Ele cita os Estados Unidos como exemplo. Lá, para que um fitossanitário seja aprovado, precisa passar por uma rigorosa análise e suas consequências para o consumo humano, se aplicado em doses elevadas. “Precisamos seguir uma série de critérios e conscientizar o agricultor sobre o uso adequado desses produtos, e citar a utilização indispensável de EPIs durante o seu manuseio”.

Todo esse trabalho necessita de uma ação intensa de fiscalização, medida difícil de ocorrer no Brasil por conta de falta de material humano para realizar esse serviço. “Nos Estados Unidos, o produtor passa por um treinamento obrigatório para somente depois ter acesso ao produto”, compara.

Pesquisador da Embrapa explica causas e impacto

De passagem por Cascavel, o pesquisador da Embrapa (Empresa Brasileira de Pesquisa Agropecuária) Dionisio Gazziero também se manifestou sobre a repercussão em torno do banimento do Paraquat, considerando inicialmente que a retirada de um produto do mercado leva à perda de uma ferramenta importante no campo.

“O impacto é inevitável e, obviamente, surgirão outros produtos que desempenharão o mesmo papel, gerando como consequência problemas em relação ao seu custo”, destacou.

Hoje, um número expressivo de produtores utiliza esse herbicida para o controle de pragas.
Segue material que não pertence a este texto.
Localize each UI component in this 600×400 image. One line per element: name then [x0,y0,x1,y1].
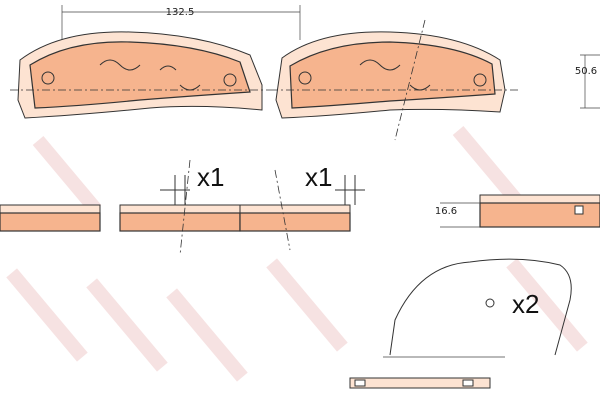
thickness-label: 16.6 [435,206,457,217]
length-dimension: 132.5 [61,5,301,40]
pad-right [270,19,520,141]
wear-clip [349,258,572,389]
side-view-right: 16.6 [435,194,600,228]
quantity-label: x2 [512,289,539,319]
length-label: 132.5 [166,7,195,18]
quantity-label: x1 [197,162,224,192]
height-label: 50.6 [575,66,597,77]
height-dimension: 50.6 [575,54,600,109]
side-view-left [0,159,365,256]
quantity-label: x1 [305,162,332,192]
watermark [6,126,588,382]
pad-left [10,31,270,119]
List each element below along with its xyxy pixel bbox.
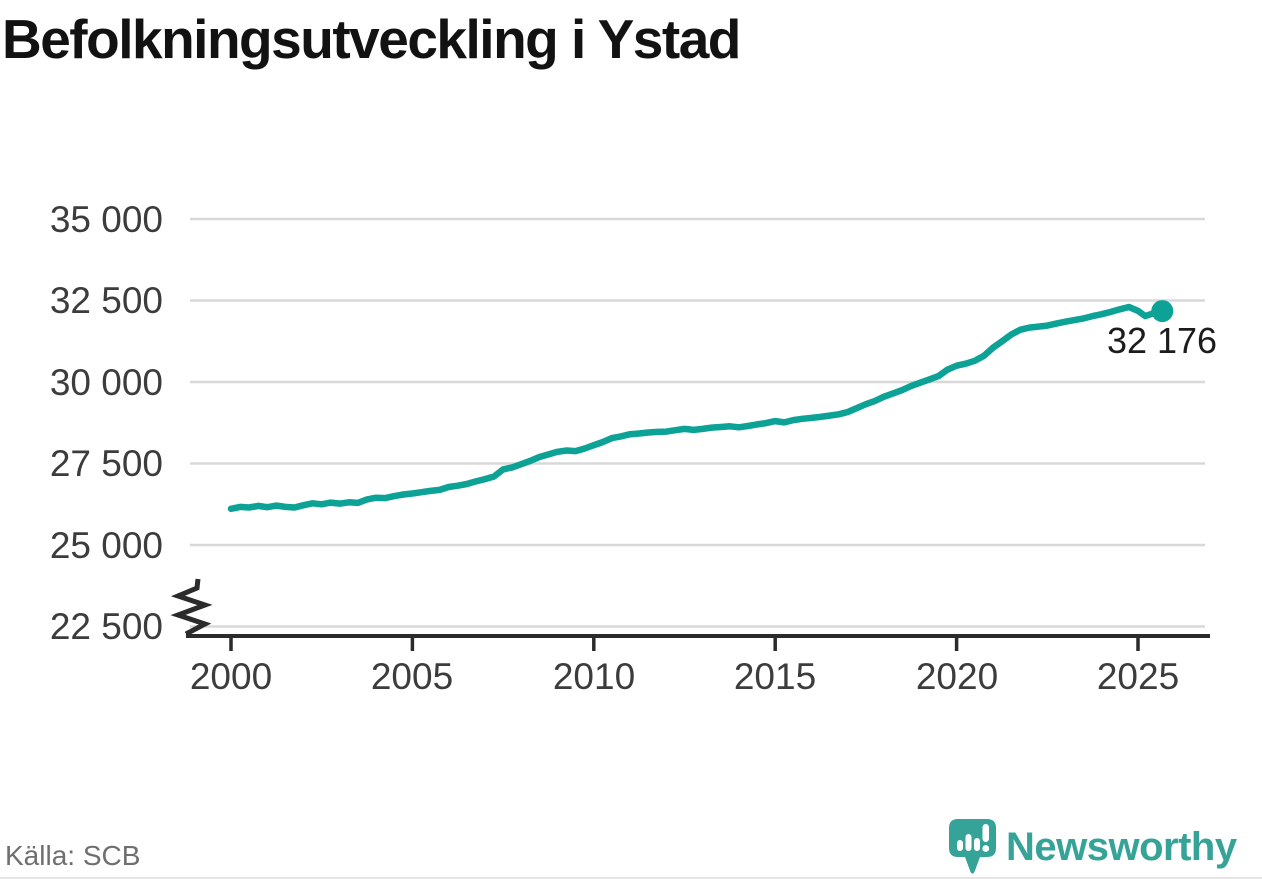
x-axis-tick-label: 2005 bbox=[370, 656, 454, 697]
population-line bbox=[227, 303, 1166, 513]
newsworthy-logo-text: Newsworthy bbox=[1006, 825, 1237, 869]
last-point-marker bbox=[1151, 300, 1174, 323]
newsworthy-logo: Newsworthy bbox=[948, 817, 1237, 877]
gridlines bbox=[190, 217, 1205, 628]
x-axis bbox=[186, 634, 1210, 651]
y-axis-tick-label: 25 000 bbox=[49, 525, 163, 566]
last-value-label: 32 176 bbox=[1106, 320, 1218, 361]
chart-title: Befolkningsutveckling i Ystad bbox=[2, 8, 741, 70]
y-axis-tick-label: 27 500 bbox=[49, 443, 163, 484]
y-axis-tick-label: 30 000 bbox=[49, 362, 163, 403]
x-axis-tick-label: 2025 bbox=[1096, 656, 1180, 697]
x-axis-tick-label: 2000 bbox=[189, 656, 273, 697]
newsworthy-logo-icon bbox=[949, 819, 996, 874]
y-axis-tick-label: 35 000 bbox=[49, 199, 163, 240]
y-axis-tick-label: 32 500 bbox=[49, 280, 163, 321]
x-axis-tick-label: 2015 bbox=[733, 656, 817, 697]
x-axis-tick-label: 2010 bbox=[552, 656, 636, 697]
axis-break-icon bbox=[170, 578, 213, 637]
x-axis-tick-label: 2020 bbox=[915, 656, 999, 697]
y-axis-tick-label: 22 500 bbox=[49, 606, 163, 647]
source-note: Källa: SCB bbox=[5, 840, 141, 871]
O pesquisador chama a atenção para alguns pontos: a preocupação antiga dos órgãos de saúde em relação ao produto e os alertas emitidos pela Europa em torno da presença de resíduos no produto exportado, mesmo com o nível dentro do limite preconizado pela OMS (Organização Mundial da Saúde). “Na verdade, eu questiono se todas as aplicações de fato são necessárias e hoje esse é o produto principal usado na dissecação”.

Gazziero aponta um conjunto de situações envolvendo o produto, como uso intensivo e até mau uso, pela falta de respeito muitas vezes ao período de carência pós-aplicação, que é de sete dias. “Se não agir dessa forma, os resíduos vão estar presentes”.

Para ele, o manejo de produtos químicos precisa seguir uma regra: “Se usássemos de forma racional e adequada, talvez não despertasse tanto o interesse de alguns continentes em banir a presença desses produtos”, alerta.

SEM SAÍDA

Adapar fecha o cerco ao Paraquat

Curitiba – Logo que soube da determinação da Anvisa proibindo o uso do Paraquat no campo, a Adapar (Agência de Defesa Agropecuária do Paraná) orientou suas equipes de fiscalização para ficarem atentas a qualquer ato suspeito em torno do uso desse projeto nas lavouras. Até agora, não foi registrada notificação nesse sentido.

De acordo com o coordenador do Cadastro de Agrotóxicos da Adapar, Renato Rezende Blood, a agência atuará na fiscalização em cima das restrições que ocorreram envolvendo a dessecação para a colheita. “Quem for pego a partir de agora usando o produto será autuado e, dependendo da situação, poderá ser multado”, avisou.

Segundo ele, a fiscalização não vai se restringir apenas ao campo. A proibição envolve o uso costal e aplicação em áreas. “Hoje temos vários produtos que tem o Paraquat como ingrediente ativo”.

O comércio de insumos também receberá a visita da Adapar para saber se o estabelecimento continua comercializando o produto.